Restaurateur Jeff Zalaznick also gave $10,000 three days later. About the same time, Zalaznick and his wife also bought a Sunset Islands mansion for $15 million from former New York Mets Hall of Famer Mike Piazza.

On June 16, Shutterstock founder and billionaire Jon Oringer donated $25,000 to New Leadership. In October of last year, Oringer and his wife paid $42 million for a waterfront mansion on North Bay Road in Miami Beach.

The 2 a.m. ballot question is even more contentious than any of the city races for elected office.

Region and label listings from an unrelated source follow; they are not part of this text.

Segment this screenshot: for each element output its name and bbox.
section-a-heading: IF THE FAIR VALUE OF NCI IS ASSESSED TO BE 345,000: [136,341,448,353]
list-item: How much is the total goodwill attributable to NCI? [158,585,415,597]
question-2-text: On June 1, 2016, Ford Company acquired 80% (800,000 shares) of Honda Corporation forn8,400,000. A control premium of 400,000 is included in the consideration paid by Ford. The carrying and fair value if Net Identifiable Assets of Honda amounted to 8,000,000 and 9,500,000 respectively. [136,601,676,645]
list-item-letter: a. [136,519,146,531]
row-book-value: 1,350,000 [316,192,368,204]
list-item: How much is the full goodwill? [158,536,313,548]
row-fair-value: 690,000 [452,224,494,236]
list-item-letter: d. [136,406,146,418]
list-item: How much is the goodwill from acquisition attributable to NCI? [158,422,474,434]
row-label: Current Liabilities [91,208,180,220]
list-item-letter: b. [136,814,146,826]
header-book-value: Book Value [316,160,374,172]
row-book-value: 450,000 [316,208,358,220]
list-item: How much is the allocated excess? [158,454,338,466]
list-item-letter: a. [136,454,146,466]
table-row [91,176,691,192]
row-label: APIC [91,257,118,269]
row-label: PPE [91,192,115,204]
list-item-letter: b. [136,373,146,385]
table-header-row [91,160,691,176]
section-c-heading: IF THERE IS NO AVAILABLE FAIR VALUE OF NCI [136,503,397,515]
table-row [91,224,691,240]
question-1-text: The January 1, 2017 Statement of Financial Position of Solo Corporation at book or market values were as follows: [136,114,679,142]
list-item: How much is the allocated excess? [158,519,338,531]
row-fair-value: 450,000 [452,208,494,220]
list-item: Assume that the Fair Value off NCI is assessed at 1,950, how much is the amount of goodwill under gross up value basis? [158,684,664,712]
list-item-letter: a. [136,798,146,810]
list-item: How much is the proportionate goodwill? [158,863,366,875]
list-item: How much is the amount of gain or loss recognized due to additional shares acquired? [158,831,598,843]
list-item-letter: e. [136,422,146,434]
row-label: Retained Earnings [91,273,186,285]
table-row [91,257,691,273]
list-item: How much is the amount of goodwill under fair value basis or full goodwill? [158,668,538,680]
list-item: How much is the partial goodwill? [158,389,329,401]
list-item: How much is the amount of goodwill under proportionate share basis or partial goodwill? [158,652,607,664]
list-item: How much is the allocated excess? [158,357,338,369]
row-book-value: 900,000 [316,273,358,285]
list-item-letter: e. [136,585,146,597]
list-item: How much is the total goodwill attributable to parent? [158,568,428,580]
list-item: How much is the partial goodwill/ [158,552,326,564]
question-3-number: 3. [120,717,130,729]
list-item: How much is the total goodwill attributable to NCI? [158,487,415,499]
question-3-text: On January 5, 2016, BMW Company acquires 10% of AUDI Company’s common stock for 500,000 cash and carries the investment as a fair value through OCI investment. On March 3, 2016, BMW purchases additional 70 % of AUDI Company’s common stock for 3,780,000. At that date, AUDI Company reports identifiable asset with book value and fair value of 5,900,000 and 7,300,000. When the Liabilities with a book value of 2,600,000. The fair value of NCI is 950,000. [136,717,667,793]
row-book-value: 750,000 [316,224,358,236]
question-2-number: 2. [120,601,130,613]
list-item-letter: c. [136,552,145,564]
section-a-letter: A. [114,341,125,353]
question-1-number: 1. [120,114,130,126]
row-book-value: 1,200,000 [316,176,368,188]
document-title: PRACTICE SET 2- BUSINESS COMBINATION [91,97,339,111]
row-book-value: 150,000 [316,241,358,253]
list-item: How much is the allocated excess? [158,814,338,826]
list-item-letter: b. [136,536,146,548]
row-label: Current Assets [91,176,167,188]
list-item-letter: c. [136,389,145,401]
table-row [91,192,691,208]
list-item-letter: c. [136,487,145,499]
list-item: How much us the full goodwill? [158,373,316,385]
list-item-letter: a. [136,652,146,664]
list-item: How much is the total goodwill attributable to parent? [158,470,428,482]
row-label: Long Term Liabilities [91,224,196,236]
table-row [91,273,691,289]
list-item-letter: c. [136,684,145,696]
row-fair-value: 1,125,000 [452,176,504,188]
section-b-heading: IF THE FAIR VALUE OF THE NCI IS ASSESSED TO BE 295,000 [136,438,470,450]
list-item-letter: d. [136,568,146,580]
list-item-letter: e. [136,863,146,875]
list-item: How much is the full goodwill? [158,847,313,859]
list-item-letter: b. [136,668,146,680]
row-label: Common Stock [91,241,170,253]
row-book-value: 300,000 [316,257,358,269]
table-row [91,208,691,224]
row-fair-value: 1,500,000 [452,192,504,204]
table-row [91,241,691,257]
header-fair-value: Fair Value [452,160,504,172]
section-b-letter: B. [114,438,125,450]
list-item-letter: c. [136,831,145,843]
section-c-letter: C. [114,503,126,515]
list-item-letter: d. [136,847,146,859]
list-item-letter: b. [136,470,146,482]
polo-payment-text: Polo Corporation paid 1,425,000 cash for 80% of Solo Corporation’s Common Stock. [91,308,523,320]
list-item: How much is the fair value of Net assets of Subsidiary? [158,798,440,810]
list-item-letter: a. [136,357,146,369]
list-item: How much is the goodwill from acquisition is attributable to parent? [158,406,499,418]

Over the past month, Ocean Drive workers and their supporters have mounted large protests against Gelber at a press conference and at city hall. The committee against the 2 a.m. last call has also outraised the Yes for A Safer Miami Beach group by a whopping amount: $675,000 to $96,500.

Mango’s and Montreal-based Jesta Group, which owns The Clevelander and the adjacent Essex House Hotel, each donated $325,000; and Two by Two, owner of Twist Nightclub at 1057 Washington Avenue, gave $25,000.

Four of Gelber’s opponents have also hit him with a fusillade of criticism following the leak of an audio recording in which the mayor courted a group of local developers to submit proposals for redeveloping the iconic neighborhood. The nearly 10-minute clip was part of a longer Zoom conference call on Sept. 13 that included Gelber, Miami Beach City Manager Alina Hudak, former Mayor Philip Levine and the developers.

Gelber is heard telling the group that he would be willing to place height and density building referendums on the ballot, even if the measures were not popular. During the call, Levine suggested the group form a political action committee that would raise contributions for city commissioners that support Gelber’s Ocean Drive agenda. Mayoral opponent Ronnie Eith filed an ethics complaint against Gelber alleging he may have violated a city law prohibiting elected officials from directly or indirectly soliciting developer donations.

None of the developers who were on the Zoom call, including the Nakash family which owns the Hotel Victor and the former Versace mansion on Ocean Drive, have donated to Yes for a Safer Miami Beach.